En mars-avril 2020, il y a eu à peu près 118 000 naissances vivantes au Royaume Uni. Des systèmes de surveillance ont permis d’identifier 66 nouveau-nés infectés par le SARS-CoV-2 au cours des 28 premiers jours de vie, qui étaient hospitalisés dans une Maternité, en suites de couches, ou dans des unités néonatales ou pédiatriques.
Les INN à SARS-CoV-2 ont été diagnostiquées à l’âge médian de 9,5 j ; toutefois, un diagnostic sur 3 (21/66) a été posé au cours de la première semaine de vie (« INN précoces »), dont 2 fois sur un prélèvement fait avant H12. Les nouveau-nés non-caucasiens et prématurés étaient surreprésentés (proportions : 45 % et 24 %, respectivement). Environ 25 % des mères (17/66) étaient elles-mêmes infectées par le SARS-CoV-2 en période périnatale. Les signes les plus fréquents au moment du diagnostic consistaient en de la fièvre, des mauvaises tétées ou des vomissements, une rhinite, des troubles respiratoires, une léthargie ; toutefois, 7 INN précoces étaient asymptomatiques. Les formes sévères à critiques, selon les critères de Dong et coll. (2), représentaient 42 % des INN (28/66). Un tiers des patients (22/66) a eu besoin d’oxygène et parfois d’assistance ventilatoire (3 fois sur une sonde trachéale). La durée de séjour médiane a été de 2 jours (écart interquartile 25-75 : 1 - 4). Fin juillet 2020, un patient était décédé, 58 étaient rentrés à la maison et 7 restaient hospitalisés.
Une incidence basse en période néonatale
On peut tirer de l’ensemble de ces données plusieurs conclusions sur les INN à SARS-CoV-2.L’incidence des infections à SARS-CoV-2 est basse en période néonatale. Au Royaume Uni, elle a été de 5,6 pour 10 000 naissances vivantes lors de la première vague de l’épidémie. Toutefois, elle a été plus élevée chez les nouveau-nés non-caucasiens (11,1 pour 10 000) pour des raisons à éclaircir.
Une transmission materno-fœtale du virus semble exceptionnelle. Elle ne peut être soupçonnée que chez les 2 nouveau-nés de mère infectée positifs avant H12, avec la réserve que peu de prélèvements nasopharyngés ont été effectués précocement. Les deux nouveau-nés précités ne remplissent pas les critères de transmission materno-fœtale proposés par Shah et coll. (3)
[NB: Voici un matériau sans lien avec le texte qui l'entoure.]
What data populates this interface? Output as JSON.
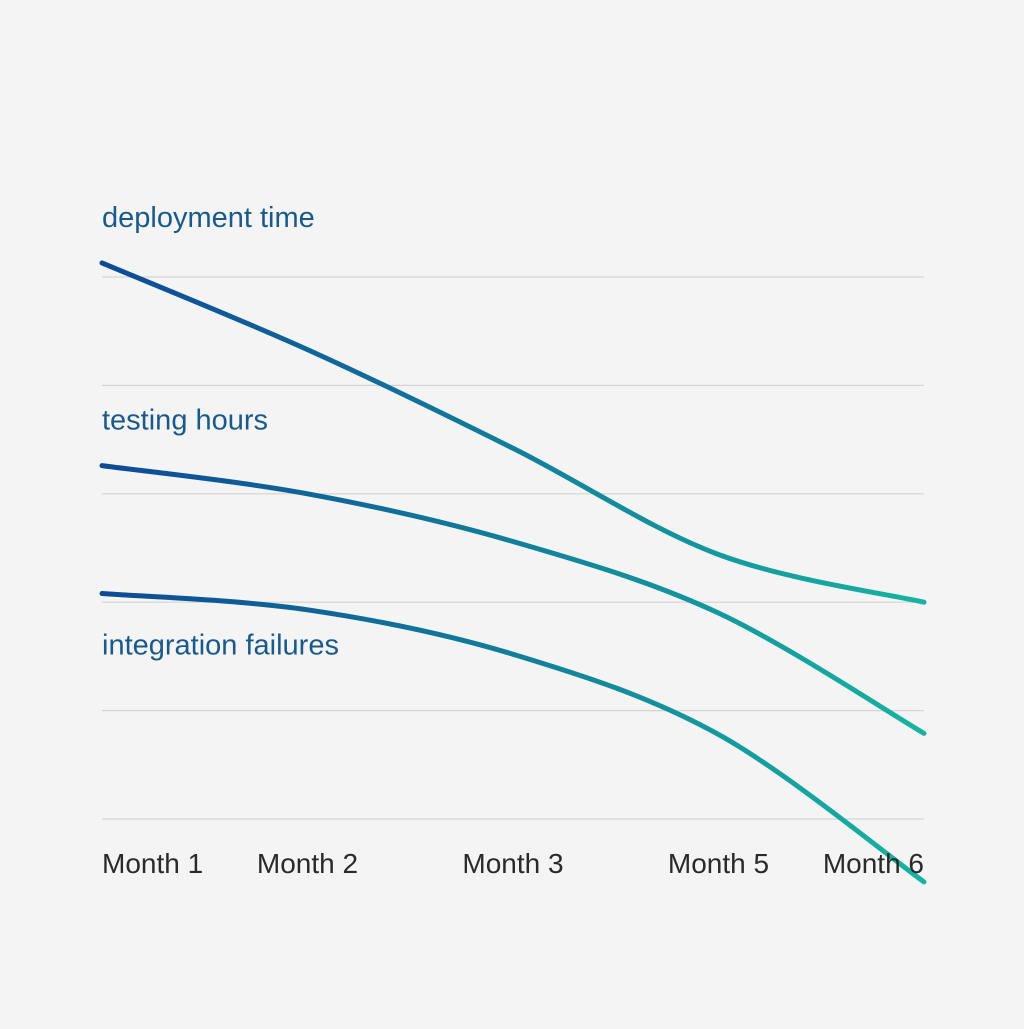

La contamination postnatale du nouveau-né par sa mère semble rare lorsque des mesures d’hygiène adéquates sont appliquées. Alors que la cohorte des naissances inclut plus de 300 mères infectées, seulement 17 nouveau-nés infectés sont issus d’une mère infectée – y compris les 2 transmissions materno-fœtales possibles - ; 7 de ces nouveau-nés ont été séparés de leur mère immédiatement à la naissance, dont 3 prématurés hospitalisés dans une unité néonatale. Une moitié des nouveau-nés infectés (34/66) a été en contact dès la naissance avec un proche infecté ; 8, dont 6 prématurés, ont contracté l’infection dans une unité néonatale ou pédiatrique (« INN nosocomiales »).
Ne pas séparer l’enfant de sa mère
Avec 42 % de formes sévères à critiques et 33 % d’oxygénothérapies/assistances ventilatoires les INN à SARS-CoV-2 semblent plus graves que les infections des enfants plus âgés. Toutefois, la prématurité est une comorbidité fréquente dans les formes sévères (les 3 nouveau-nés ventilés mécaniquement étaient nés prématurément) et l’évolution a été favorable dans la majorité des cas (pas de décès attribuable au SARS-CoV-2, 60 % de retours à domicile sans oxygène ni ventilation).La rareté de la contamination postnatale par une mère infectée et le bon pronostic à court terme de la majorité des INN confortent les recommandations actuelles de ne pas séparer l’enfant de sa mère et de ne pas interdire l’allaitement lorsque la mère présente une infection à SARS-CoV-2 en période périnatale. Il faut bien sûr que la mère observe des précautions d’hygiène : se laver les mains avant de toucher le bébé, tirer son lait ou donner le biberon, et porter un masque chirurgical pendant les manipulations du bébé et l’allaitement. C’est la politique qui est généralement appliquée dans les maternités des pays occidentaux, après quelques flottements initiaux.